More treatment options
The researchers admit that their findings are preliminary and require larger studies with more patients, but they highlight the benefits of their technique. One advantage is turnaround time, as they can return results to oncologists in as little as a week. “This is very important because these patients do not have the luxury of time; they have exhausted all the treatments and every day counts,” says De la Rocha. Since many drugs are tested at the same time, this therapeutic approach also makes it possible to offer many more treatment options, the researchers emphasize. And they stress that the laboratory results are a mirror of what would happen in the body.

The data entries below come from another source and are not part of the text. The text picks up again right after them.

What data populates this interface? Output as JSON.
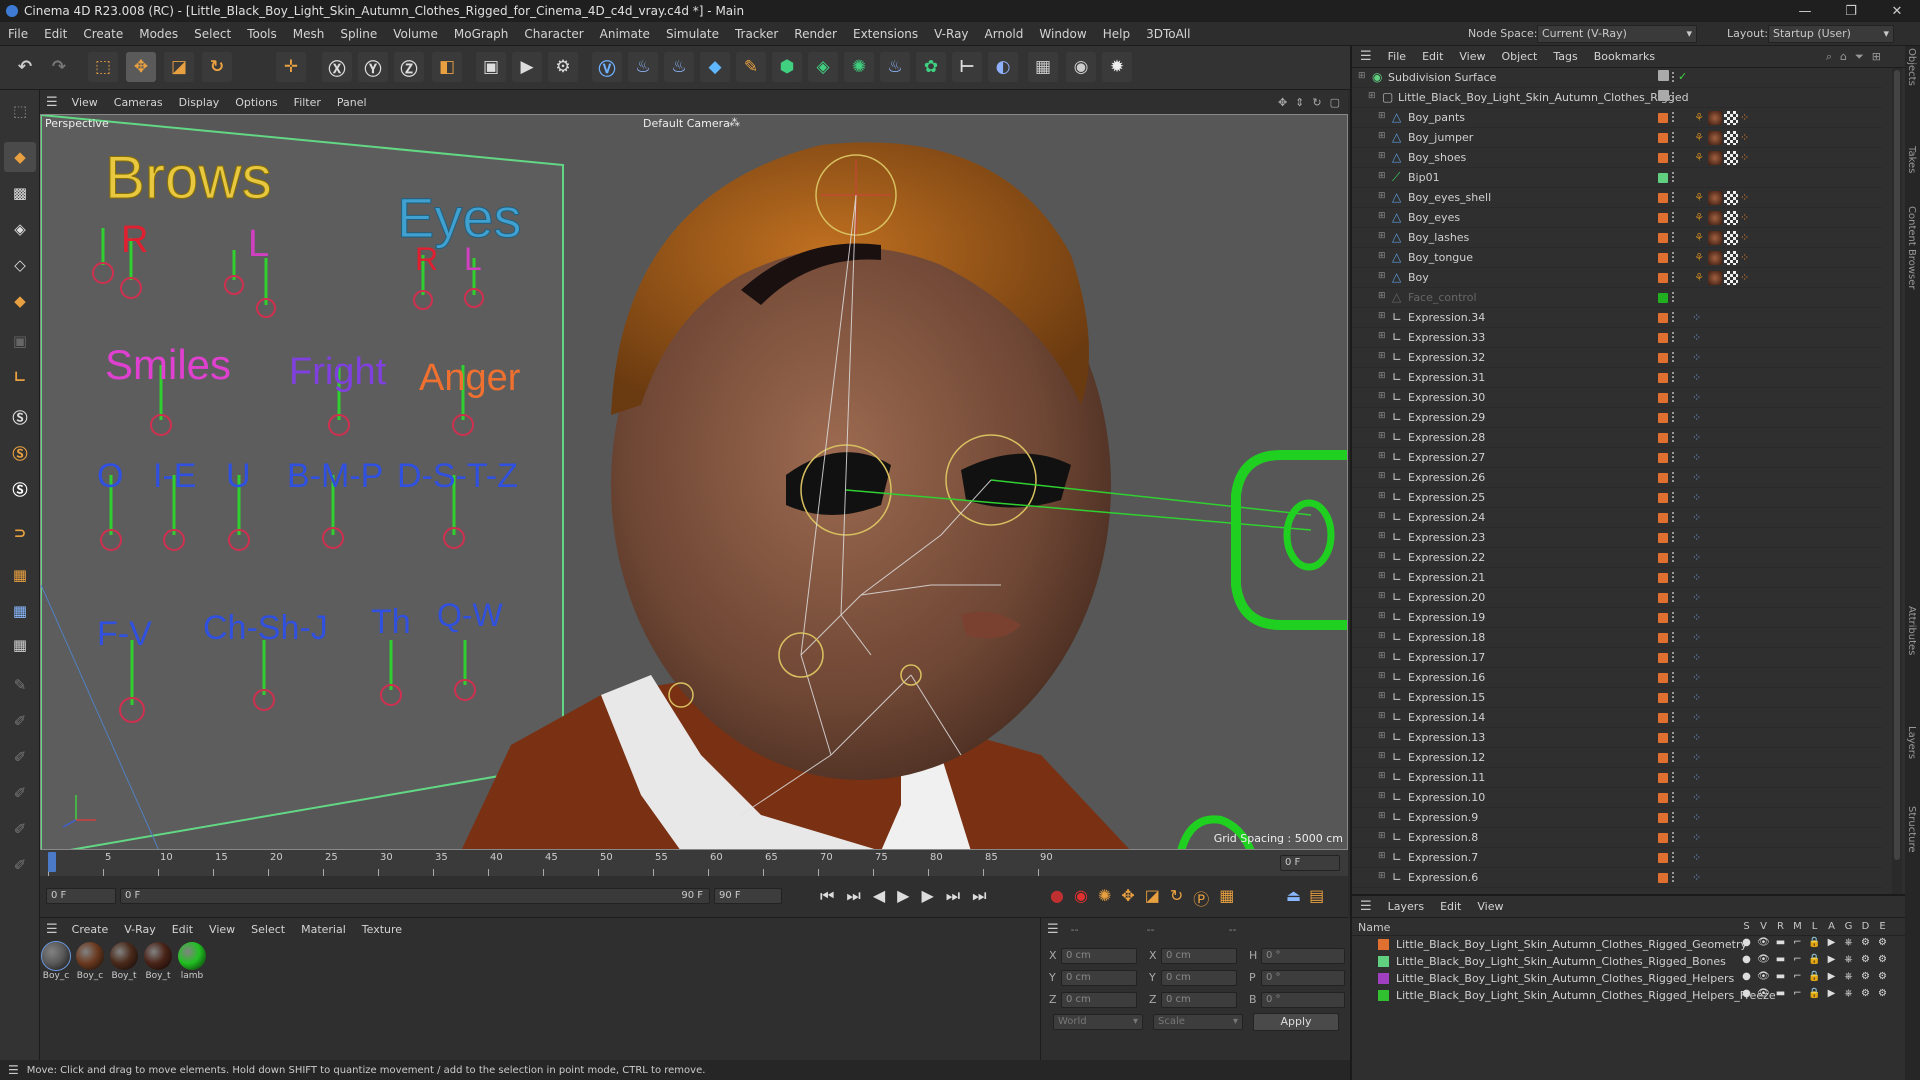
{
  "window": {
    "title": "Cinema 4D R23.008 (RC) - [Little_Black_Boy_Light_Skin_Autumn_Clothes_Rigged_for_Cinema_4D_c4d_vray.c4d *] - Main",
    "minimize": "—",
    "maximize": "❐",
    "close": "✕"
  },
  "menu": [
    "File",
    "Edit",
    "Create",
    "Modes",
    "Select",
    "Tools",
    "Mesh",
    "Spline",
    "Volume",
    "MoGraph",
    "Character",
    "Animate",
    "Simulate",
    "Tracker",
    "Render",
    "Extensions",
    "V-Ray",
    "Arnold",
    "Window",
    "Help",
    "3DToAll"
  ],
  "node_space": {
    "label": "Node Space:",
    "value": "Current (V-Ray)"
  },
  "layout": {
    "label": "Layout:",
    "value": "Startup (User)"
  },
  "viewport": {
    "menu": [
      "View",
      "Cameras",
      "Display",
      "Options",
      "Filter",
      "Panel"
    ],
    "label": "Perspective",
    "camera": "Default Camera",
    "grid_spacing": "Grid Spacing : 5000 cm",
    "face_labels": {
      "brows": "Brows",
      "eyes": "Eyes",
      "r": "R",
      "l": "L",
      "r2": "R",
      "l2": "L",
      "smiles": "Smiles",
      "fright": "Fright",
      "anger": "Anger",
      "o": "O",
      "ie": "I-E",
      "u": "U",
      "bmp": "B-M-P",
      "dstz": "D-S-T-Z",
      "fv": "F-V",
      "chshj": "Ch-Sh-J",
      "th": "Th",
      "qw": "Q-W"
    }
  },
  "timeline": {
    "ticks": [
      "0",
      "5",
      "10",
      "15",
      "20",
      "25",
      "30",
      "35",
      "40",
      "45",
      "50",
      "55",
      "60",
      "65",
      "70",
      "75",
      "80",
      "85",
      "90"
    ],
    "current_frame": "0 F"
  },
  "transport": {
    "start": "0 F",
    "pos": "0 F",
    "end_a": "90 F",
    "end_b": "90 F"
  },
  "materials": {
    "menu": [
      "Create",
      "V-Ray",
      "Edit",
      "View",
      "Select",
      "Material",
      "Texture"
    ],
    "items": [
      {
        "label": "Boy_c",
        "color": "#5a5a5a"
      },
      {
        "label": "Boy_c",
        "color": "#6b3a20"
      },
      {
        "label": "Boy_t",
        "color": "#4a2a1a"
      },
      {
        "label": "Boy_t",
        "color": "#4a2418"
      },
      {
        "label": "lamb",
        "color": "#22c022"
      }
    ]
  },
  "attributes": {
    "header": "--",
    "header2": "--",
    "header3": "--",
    "rows": [
      {
        "a": "X",
        "av": "0 cm",
        "b": "X",
        "bv": "0 cm",
        "c": "H",
        "cv": "0 °"
      },
      {
        "a": "Y",
        "av": "0 cm",
        "b": "Y",
        "bv": "0 cm",
        "c": "P",
        "cv": "0 °"
      },
      {
        "a": "Z",
        "av": "0 cm",
        "b": "Z",
        "bv": "0 cm",
        "c": "B",
        "cv": "0 °"
      }
    ],
    "coord": "World",
    "mode": "Scale",
    "apply": "Apply"
  },
  "objects": {
    "menu": [
      "File",
      "Edit",
      "View",
      "Object",
      "Tags",
      "Bookmarks"
    ],
    "items": [
      {
        "name": "Subdivision Surface",
        "indent": 0,
        "color": "",
        "kind": "subd"
      },
      {
        "name": "Little_Black_Boy_Light_Skin_Autumn_Clothes_Rigged",
        "indent": 1,
        "color": "",
        "kind": "null"
      },
      {
        "name": "Boy_pants",
        "indent": 2,
        "color": "#e07030",
        "kind": "mesh"
      },
      {
        "name": "Boy_jumper",
        "indent": 2,
        "color": "#e07030",
        "kind": "mesh"
      },
      {
        "name": "Boy_shoes",
        "indent": 2,
        "color": "#e07030",
        "kind": "mesh"
      },
      {
        "name": "Bip01",
        "indent": 2,
        "color": "#60d080",
        "kind": "bone"
      },
      {
        "name": "Boy_eyes_shell",
        "indent": 2,
        "color": "#e07030",
        "kind": "mesh"
      },
      {
        "name": "Boy_eyes",
        "indent": 2,
        "color": "#e07030",
        "kind": "mesh"
      },
      {
        "name": "Boy_lashes",
        "indent": 2,
        "color": "#e07030",
        "kind": "mesh"
      },
      {
        "name": "Boy_tongue",
        "indent": 2,
        "color": "#e07030",
        "kind": "mesh"
      },
      {
        "name": "Boy",
        "indent": 2,
        "color": "#e07030",
        "kind": "mesh"
      },
      {
        "name": "Face_control",
        "indent": 2,
        "color": "#20b020",
        "kind": "dim"
      },
      {
        "name": "Expression.34",
        "indent": 2,
        "color": "#e07030",
        "kind": "expr"
      },
      {
        "name": "Expression.33",
        "indent": 2,
        "color": "#e07030",
        "kind": "expr"
      },
      {
        "name": "Expression.32",
        "indent": 2,
        "color": "#e07030",
        "kind": "expr"
      },
      {
        "name": "Expression.31",
        "indent": 2,
        "color": "#e07030",
        "kind": "expr"
      },
      {
        "name": "Expression.30",
        "indent": 2,
        "color": "#e07030",
        "kind": "expr"
      },
      {
        "name": "Expression.29",
        "indent": 2,
        "color": "#e07030",
        "kind": "expr"
      },
      {
        "name": "Expression.28",
        "indent": 2,
        "color": "#e07030",
        "kind": "expr"
      },
      {
        "name": "Expression.27",
        "indent": 2,
        "color": "#e07030",
        "kind": "expr"
      },
      {
        "name": "Expression.26",
        "indent": 2,
        "color": "#e07030",
        "kind": "expr"
      },
      {
        "name": "Expression.25",
        "indent": 2,
        "color": "#e07030",
        "kind": "expr"
      },
      {
        "name": "Expression.24",
        "indent": 2,
        "color": "#e07030",
        "kind": "expr"
      },
      {
        "name": "Expression.23",
        "indent": 2,
        "color": "#e07030",
        "kind": "expr"
      },
      {
        "name": "Expression.22",
        "indent": 2,
        "color": "#e07030",
        "kind": "expr"
      },
      {
        "name": "Expression.21",
        "indent": 2,
        "color": "#e07030",
        "kind": "expr"
      },
      {
        "name": "Expression.20",
        "indent": 2,
        "color": "#e07030",
        "kind": "expr"
      },
      {
        "name": "Expression.19",
        "indent": 2,
        "color": "#e07030",
        "kind": "expr"
      },
      {
        "name": "Expression.18",
        "indent": 2,
        "color": "#e07030",
        "kind": "expr"
      },
      {
        "name": "Expression.17",
        "indent": 2,
        "color": "#e07030",
        "kind": "expr"
      },
      {
        "name": "Expression.16",
        "indent": 2,
        "color": "#e07030",
        "kind": "expr"
      },
      {
        "name": "Expression.15",
        "indent": 2,
        "color": "#e07030",
        "kind": "expr"
      },
      {
        "name": "Expression.14",
        "indent": 2,
        "color": "#e07030",
        "kind": "expr"
      },
      {
        "name": "Expression.13",
        "indent": 2,
        "color": "#e07030",
        "kind": "expr"
      },
      {
        "name": "Expression.12",
        "indent": 2,
        "color": "#e07030",
        "kind": "expr"
      },
      {
        "name": "Expression.11",
        "indent": 2,
        "color": "#e07030",
        "kind": "expr"
      },
      {
        "name": "Expression.10",
        "indent": 2,
        "color": "#e07030",
        "kind": "expr"
      },
      {
        "name": "Expression.9",
        "indent": 2,
        "color": "#e07030",
        "kind": "expr"
      },
      {
        "name": "Expression.8",
        "indent": 2,
        "color": "#e07030",
        "kind": "expr"
      },
      {
        "name": "Expression.7",
        "indent": 2,
        "color": "#e07030",
        "kind": "expr"
      },
      {
        "name": "Expression.6",
        "indent": 2,
        "color": "#e07030",
        "kind": "expr"
      }
    ]
  },
  "layers": {
    "menu": [
      "Layers",
      "Edit",
      "View"
    ],
    "name_header": "Name",
    "flags": [
      "S",
      "V",
      "R",
      "M",
      "L",
      "A",
      "G",
      "D",
      "E"
    ],
    "items": [
      {
        "name": "Little_Black_Boy_Light_Skin_Autumn_Clothes_Rigged_Geometry",
        "color": "#e07030"
      },
      {
        "name": "Little_Black_Boy_Light_Skin_Autumn_Clothes_Rigged_Bones",
        "color": "#60d080"
      },
      {
        "name": "Little_Black_Boy_Light_Skin_Autumn_Clothes_Rigged_Helpers",
        "color": "#a040c0"
      },
      {
        "name": "Little_Black_Boy_Light_Skin_Autumn_Clothes_Rigged_Helpers_Freeze",
        "color": "#30c030"
      }
    ]
  },
  "side_tabs": [
    "Objects",
    "Takes",
    "Content Browser",
    "Attributes",
    "Layers",
    "Structure"
  ],
  "status": "Move: Click and drag to move elements. Hold down SHIFT to quantize movement / add to the selection in point mode, CTRL to remove."
}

In addition, the research once again focused on drug repurposing, which consists of exploring the potential reuse of known drugs for other therapeutic indications. “When we look at these tumors in the lab and look at hundreds of drugs, we find drugs that are widely available, that may not be approved for that particular indication or tumor type, but can be repurposed to effectively treat another resistant tumor,” Azzam says.
‘A promising technology’
Lucas Moreno, the head of Pediatric Oncology at Vall d’Hebron, believes this approach is “a promising technology,” but he emphasizes that it is still in its infancy and “it needs to be expanded to larger studies and in more specific tumors.” He adds that “success cannot be measured yet; the results are not enough to make a comparison with other approaches.” Nevertheless, the oncologist, who did not participate in the study, underscores its potential usefulness, especially in a type of tumor where genomic profiling alone may not be sufficient: “Most pediatric tumors do not depend on a genomic alteration that is easy to treat. And when you do genomic studies, you don’t find an answer,” he explains.
The physician notes that one of the study’s limitations may be the tumor’s own heterogeneity, and the fact that the growth of cancer cells in the laboratory is a different environment from the human body, so the results may not be 100% similar. For her part, Azzam aims to extend the implementation of her approach beyond a relapse context and even take it to the doorstep of diagnosis. “To achieve this, we need to be able to demonstrate in large-scale clinical trials that our test offers a lot of value compared to genomics alone and compared to standard treatment. So, there is a lot of work to be done,” she says.